Да, разные пути избираем мы в жизни. очень разные. И все зависит от того, как и кому повезет. Повезет во всем. В любви, например. Это как раз та сфера, в которой мне везло реже всего. В колледже я засматривался на многих девушек. На меня — никто. Обидно, не правда ли? То, что произошло между мной и Карлин, частенько и сегодня бередит мне душу. А ведь было это несколько десятков лет назад. Карлин была премиленькой сокурсницей. Премиленькой и глупенькой. Была она из зажиточной семьи, с самого дальнего Юга. Училась в колледже отнюдь не по призванию или жизненной потребности, а по престижным соображениям.
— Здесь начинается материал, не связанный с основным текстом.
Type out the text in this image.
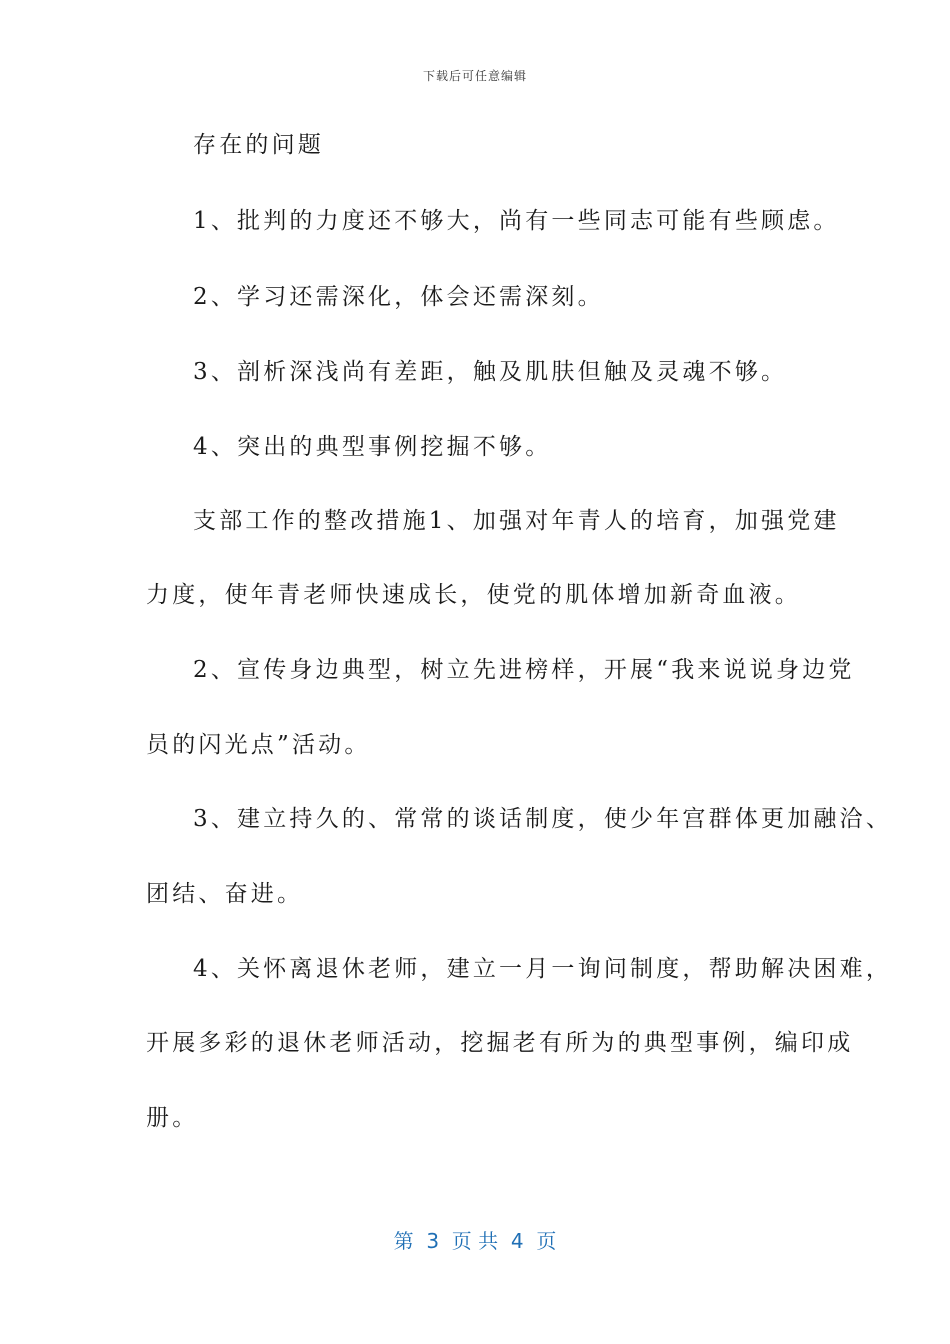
下载后可任意编辑
存在的问题
1、批判的力度还不够大，尚有一些同志可能有些顾虑。
2、学习还需深化，体会还需深刻。
3、剖析深浅尚有差距，触及肌肤但触及灵魂不够。
4、突出的典型事例挖掘不够。
支部工作的整改措施1、加强对年青人的培育，加强党建
力度，使年青老师快速成长，使党的肌体增加新奇血液。
2、宣传身边典型，树立先进榜样，开展“我来说说身边党
员的闪光点”活动。
3、建立持久的、常常的谈话制度，使少年宫群体更加融洽、
团结、奋进。
4、关怀离退休老师，建立一月一询问制度，帮助解决困难，
开展多彩的退休老师活动，挖掘老有所为的典型事例，编印成
册。
第  3  页 共  4  页
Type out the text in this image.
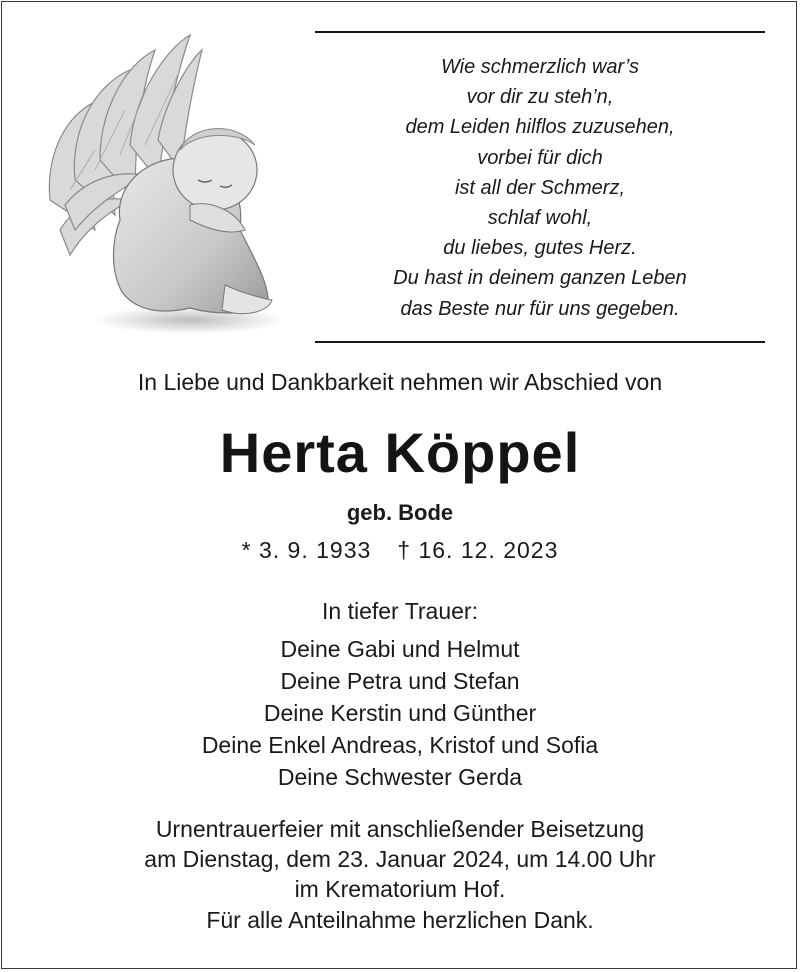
Wie schmerzlich war’s
vor dir zu steh’n,
dem Leiden hilflos zuzusehen,
vorbei für dich
ist all der Schmerz,
schlaf wohl,
du liebes, gutes Herz.
Du hast in deinem ganzen Leben
das Beste nur für uns gegeben.
In Liebe und Dankbarkeit nehmen wir Abschied von
Herta Köppel
geb. Bode
* 3. 9. 1933 † 16. 12. 2023
In tiefer Trauer:
Deine Gabi und Helmut
Deine Petra und Stefan
Deine Kerstin und Günther
Deine Enkel Andreas, Kristof und Sofia
Deine Schwester Gerda
Urnentrauerfeier mit anschließender Beisetzung
am Dienstag, dem 23. Januar 2024, um 14.00 Uhr
im Krematorium Hof.
Für alle Anteilnahme herzlichen Dank.
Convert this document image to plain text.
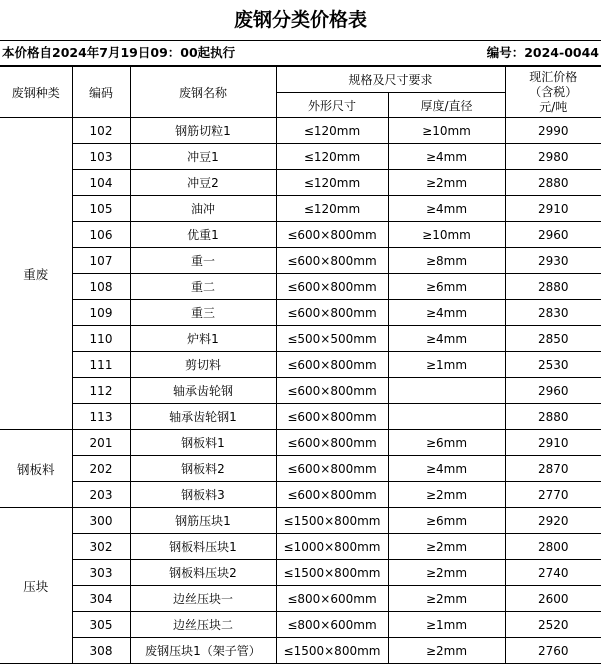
废钢分类价格表
本价格自2024年7月19日09：00起执行	编号：2024-0044
废钢种类	编码	废钢名称	规格及尺寸要求		现汇价格
（含税）
元/吨

			外形尺寸	厚度/直径	
重废	102	钢筋切粒1	≤120mm	≥10mm	2990
	103	冲豆1	≤120mm	≥4mm	2980
	104	冲豆2	≤120mm	≥2mm	2880
	105	油冲	≤120mm	≥4mm	2910
	106	优重1	≤600×800mm	≥10mm	2960
	107	重一	≤600×800mm	≥8mm	2930
	108	重二	≤600×800mm	≥6mm	2880
	109	重三	≤600×800mm	≥4mm	2830
	110	炉料1	≤500×500mm	≥4mm	2850
	111	剪切料	≤600×800mm	≥1mm	2530
	112	轴承齿轮钢	≤600×800mm		2960
	113	轴承齿轮钢1	≤600×800mm		2880
钢板料	201	钢板料1	≤600×800mm	≥6mm	2910
	202	钢板料2	≤600×800mm	≥4mm	2870
	203	钢板料3	≤600×800mm	≥2mm	2770
压块	300	钢筋压块1	≤1500×800mm	≥6mm	2920
	302	钢板料压块1	≤1000×800mm	≥2mm	2800
	303	钢板料压块2	≤1500×800mm	≥2mm	2740
	304	边丝压块一	≤800×600mm	≥2mm	2600
	305	边丝压块二	≤800×600mm	≥1mm	2520
	308	废钢压块1（架子管）	≤1500×800mm	≥2mm	2760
Представьте себе девушку со стройной фигуркой, но уже в девичестве предрасположенную к полноте, большой лоб, большой рот, сильный подбородок. Глаза голубые, нос пуговкой, волосы пепельные, ровные, до плеч. Это и есть Карлин, долгая на учение, скорая на гуляние и танцы.
Я взял ее силой, и то после того, как здорово подпоил мощным коктейлем, который сам придумал. В него входило что-то около трех сортов водки и стольких же разновидностей рома.
Наутро Карлин была в ужасе. Она была воспитана в строжайшем пуританском духе. Потеря невинности до замужества считалась страшнейшим из всех грехов. Мне едва удалось успокоить ее обещаниями вечной любви и преданности. Она привязалась ко мне, как собачонка, подобранная сердобольной душой где-нибудь на севере в полярную зимнюю стужу. Мне с ней было поначалу легко. Все, что ей нужно было — это секс и обещания будущего счастья. Однако, признаюсь, мне стало не по себе, когда она через какое-то время объявила, что беременна. Мне нужно было что угодно, только не это. Жениться я не хотел, да и не мог.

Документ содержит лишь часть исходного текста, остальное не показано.